Freitag, 12. Mai 2006
Please come to me
With your cold flesh
My cold love
Hissing - not kissing
A happy go lucky chap
Always dressed in black
He’ll come to you, he’ll come to you
(Siouxsie and the Banshees, "Nightshift")
Über die Banshees habe ich immer viel zu wenig geschrieben. Ich rede - streng genommen - auch wenig über sie, und wenn dann nur in (meist nur für mich) bewegenden Momenten. 1980 kaufte ich mir "The Scream", es war meine erste selbstgekaufte Punkplatte. Wie aber Siouxsie mal sagte, Once a Banshee, always a Banshee, verlor ich die Band aus verschiedenen Gründen nicht aus den Augen.
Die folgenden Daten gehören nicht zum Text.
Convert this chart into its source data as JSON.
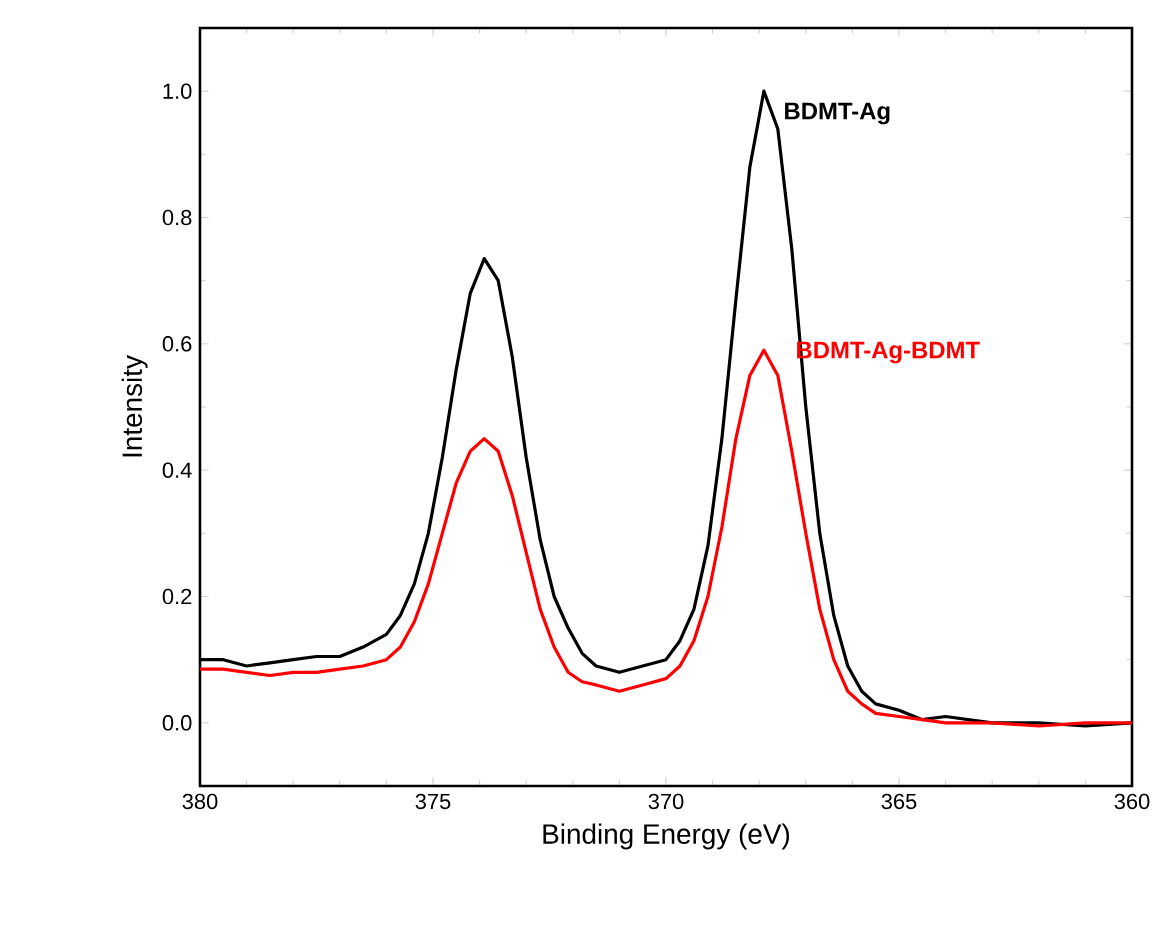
{
  "chart_data": {
    "type": "line",
    "xlabel": "Binding Energy (eV)",
    "ylabel": "Intensity",
    "x": [
      380,
      379.5,
      379,
      378.5,
      378,
      377.5,
      377,
      376.5,
      376,
      375.7,
      375.4,
      375.1,
      374.8,
      374.5,
      374.2,
      373.9,
      373.6,
      373.3,
      373,
      372.7,
      372.4,
      372.1,
      371.8,
      371.5,
      371,
      370.5,
      370,
      369.7,
      369.4,
      369.1,
      368.8,
      368.5,
      368.2,
      367.9,
      367.6,
      367.3,
      367,
      366.7,
      366.4,
      366.1,
      365.8,
      365.5,
      365,
      364.5,
      364,
      363,
      362,
      361,
      360
    ],
    "series": [
      {
        "name": "BDMT-Ag",
        "color": "#000000",
        "values": [
          0.1,
          0.1,
          0.09,
          0.095,
          0.1,
          0.105,
          0.105,
          0.12,
          0.14,
          0.17,
          0.22,
          0.3,
          0.42,
          0.56,
          0.68,
          0.735,
          0.7,
          0.58,
          0.42,
          0.29,
          0.2,
          0.15,
          0.11,
          0.09,
          0.08,
          0.09,
          0.1,
          0.13,
          0.18,
          0.28,
          0.45,
          0.67,
          0.88,
          1.0,
          0.94,
          0.75,
          0.5,
          0.3,
          0.17,
          0.09,
          0.05,
          0.03,
          0.02,
          0.005,
          0.01,
          0.0,
          0.0,
          -0.005,
          0.0
        ]
      },
      {
        "name": "BDMT-Ag-BDMT",
        "color": "#ff0000",
        "values": [
          0.085,
          0.085,
          0.08,
          0.075,
          0.08,
          0.08,
          0.085,
          0.09,
          0.1,
          0.12,
          0.16,
          0.22,
          0.3,
          0.38,
          0.43,
          0.45,
          0.43,
          0.36,
          0.27,
          0.18,
          0.12,
          0.08,
          0.065,
          0.06,
          0.05,
          0.06,
          0.07,
          0.09,
          0.13,
          0.2,
          0.31,
          0.45,
          0.55,
          0.59,
          0.55,
          0.43,
          0.3,
          0.18,
          0.1,
          0.05,
          0.03,
          0.015,
          0.01,
          0.005,
          0.0,
          0.0,
          -0.005,
          0.0,
          0.0
        ]
      }
    ],
    "xlim": [
      380,
      360
    ],
    "xticks": [
      380,
      375,
      370,
      365,
      360
    ],
    "ylim": [
      -0.1,
      1.1
    ],
    "yticks": [
      {
        "value": 0.0,
        "label": "0.0"
      },
      {
        "value": 0.2,
        "label": "0.2"
      },
      {
        "value": 0.4,
        "label": "0.4"
      },
      {
        "value": 0.6,
        "label": "0.6"
      },
      {
        "value": 0.8,
        "label": "0.8"
      },
      {
        "value": 1.0,
        "label": "1.0"
      }
    ],
    "grid": false,
    "legend": false,
    "marker": "none",
    "line_style": "solid"
  }
}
Erst führten sie mich gemeinsam mit The Cure in meine Goth-Phase, dann fingen sie mich auf, als ich The Cure ab Mitte der 80er ihren Stadionrockweg alleine gehen ließ. Die Banshees hatten einen unschätzbaren Vorteil: Kaum jemand nahm sie ernst. Schon gar nicht Blätter wie die Spex. Für die meisten war das die "unhörbare" Band mit dieser Sängerin, die mit ihrer Frisur und ihrem Make-Up als Proto-Goth galt. 1984 oder so sah ich sie in Bochum und geriet ein wenig heftiger in eine Meute britischer BesatzungssoldatenAlllierter, die ihre Ellbogen in mich keilten, ihre Rotze dankenswerterweise aber nur Richtung Bühne schleuderten. Muß ich nicht haben, aber wenn man sonst keinen Kontakt bekommt? Tolle Zeit, aber.
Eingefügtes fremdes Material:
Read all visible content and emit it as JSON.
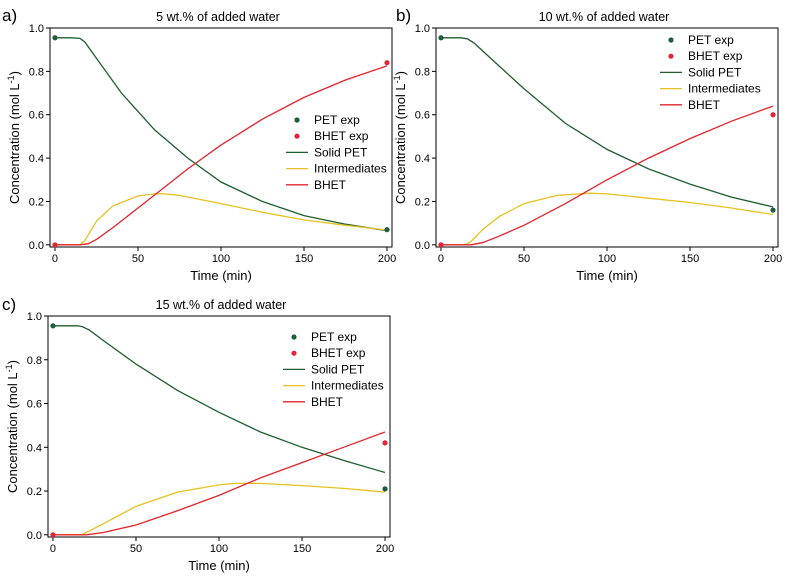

Die Banshees haben alles überlebt. Robert Smith, der einst als ambitionierter Frontmann einer unbekannten Supportband den Banshees willig auf Tournee aushalf, unternahm später etwas verpennte Versuche, die Band kaputtzuspielen. Mitten in der Produktion von Hyena stieg er aus, um anschließend über die Presse mitzuteilen, wie "enttäuscht" er von dem Album wäre (den Kardinalfehler, seinen Beitrag, sah er lieber nicht). Aber da hatte er sozusagen noch einen gut.
"Was macht ihr mit euren Gitarristen?" wurde Siouxsie mal gefragt, und sie antwortete "Wir hängen sie an den Eiern auf". Ich fürchte, das ist wahr. Irgendwann gab ich das Zählen auf, gegen Ende wurden die Gitarristen auch immer farbloser - ein weiteres Problem der Band. Im Nachhinein finde auch ich, daß die Besetzung der ersten beiden Alben - trotz aller handwerklicher Mängel - die beste war, genuin Banshees. Das spätere Kerntrio, Budgie, Siouxsie, Severin, erreichte musikalisch ganz andere Dimensionen - aber selten noch die Wucht, Energie und schrille Dimension der frühen Alben.
Technische Expertise - ein weiteres Stichwort. Weshalb ich die Banshees liebe? Ganz einfach: Weil sie immer wieder scheiterten. Hoch hinauslangten und stets knapp vorbeischrammten. Und doch alles überlebten, immer neugierig blieben, Wagnisse eingingen, weitermachten...
Steven Severin betrieb lange Jahre die schrecklichste Webseite im Internetz - ein von ihm stolz selbstdesigntes augenkrebsförderndes Machwerk aus Pink- und Cyan-Tönen, wie eine CGA-Grafikkarte auf Extasy. Ich schrieb ihm mal eine Mail dazu und forderte Besserung, was er britisch höflich, aber unnachgiebig ausschlug. Nun hat er was Neues - und versteckt den Menüpunkt "News" irgendwo weit unten.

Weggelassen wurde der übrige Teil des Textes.